Saturday, November 08, 2003

Fun on Saturday morning.
A good piece on the reaction to Dean's comments, in The Times.
Blackman's dilemma: contempt [I had written cynicism] on one side, condescension on the other.
Got me?
Why I have no respect for self serving liberals. From Tapped, Quoting Ken Pollack:

Whether you wanted to go into Iraq or not, whether you thought it was right or not, the simple fact of the matter is, that the entire region, the entire Middle East is now watching to see what unfolds in Iraq.

For the longest time, they basically had two options. They had the autocracy offered by their government and they had the Islamic republics offered by the Islamic fundamentalists. And here comes the United States and says, "We've got another idea. We've got another way of doing things, and that's democratization."

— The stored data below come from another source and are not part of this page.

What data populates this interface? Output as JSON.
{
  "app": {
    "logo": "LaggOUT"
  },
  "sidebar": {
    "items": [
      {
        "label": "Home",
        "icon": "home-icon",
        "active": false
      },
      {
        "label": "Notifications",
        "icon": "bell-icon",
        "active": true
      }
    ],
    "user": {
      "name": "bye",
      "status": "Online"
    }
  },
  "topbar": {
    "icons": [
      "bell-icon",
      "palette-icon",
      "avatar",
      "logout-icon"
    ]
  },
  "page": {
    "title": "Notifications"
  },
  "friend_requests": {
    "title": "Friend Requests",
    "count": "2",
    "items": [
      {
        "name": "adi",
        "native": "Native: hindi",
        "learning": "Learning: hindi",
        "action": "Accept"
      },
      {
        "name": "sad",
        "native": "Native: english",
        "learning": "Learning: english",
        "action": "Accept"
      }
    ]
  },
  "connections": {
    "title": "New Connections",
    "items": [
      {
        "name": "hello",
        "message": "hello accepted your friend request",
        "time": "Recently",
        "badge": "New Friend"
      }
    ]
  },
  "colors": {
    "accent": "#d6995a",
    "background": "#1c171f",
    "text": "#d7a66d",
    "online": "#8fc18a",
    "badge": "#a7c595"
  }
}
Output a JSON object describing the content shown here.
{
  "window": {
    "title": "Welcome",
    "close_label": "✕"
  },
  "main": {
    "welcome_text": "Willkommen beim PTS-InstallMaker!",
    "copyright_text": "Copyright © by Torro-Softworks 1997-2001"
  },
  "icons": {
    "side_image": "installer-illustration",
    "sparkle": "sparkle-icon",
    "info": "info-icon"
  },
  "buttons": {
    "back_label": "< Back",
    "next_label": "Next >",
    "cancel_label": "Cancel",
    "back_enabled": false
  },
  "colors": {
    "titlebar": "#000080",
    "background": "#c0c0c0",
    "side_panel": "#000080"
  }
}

The U.S. is trying to do that now in Iraq. We're doing it with 130,000 troops and 100 billion of our own dollars. The rest of the region is watching to see if it succeeds. And if it succeeds, there is the chance that others will start to accept and start to move in that direction. If it fails, every Arab is going to look at it and say, the Americans tried, they tried with $100 billion, and 130,000 troops, and if it can't work in Iraq, there's no way it can work here.

To which Nick Confessore adds:
This is reality, like it or not. The United States needs to succeed in Iraq, something I think most Democrats actually do understand, conservative piping to the contrary. We can't go home; we have to figure out a way to make this thing work.

The arrogance of well meaning liberals continues to astound me. I don't mean to push the comparison too much, especially since I changed my mind recently -regarding one example- but the condescension towards blacks and arabs is too similar to ignore. The idea of one sovereign nation imposing democracy on another is always rather odd, and combined with the circumstances of our relationship to the Middle East, the haphazard policies and -amazingly- corrupt economics of the occupation are only making things worse.

The hope for democracy in the Middle East has always come from within: from Palestinian reformers, and as anyone who's been following that country for the last decade understands, from Iran. That is now augmented by the comparatively new sense among Arabs that 'Christian' Europe is nonetheless separate and distinct from its American cousin. None of this means that we, in whatever grouping, should not offer help, but the arrogance of the statement quoted so approvingly by Tapped leaves me shaking my head.

And here I get to lump everything together, since again all this turns on one point: the refusal of the self absorbed observer to have any sense of ironic detachment, no sense his own psychology nor that of his charges -is that too loaded a term?- when regarding the schemes of his grand imagining.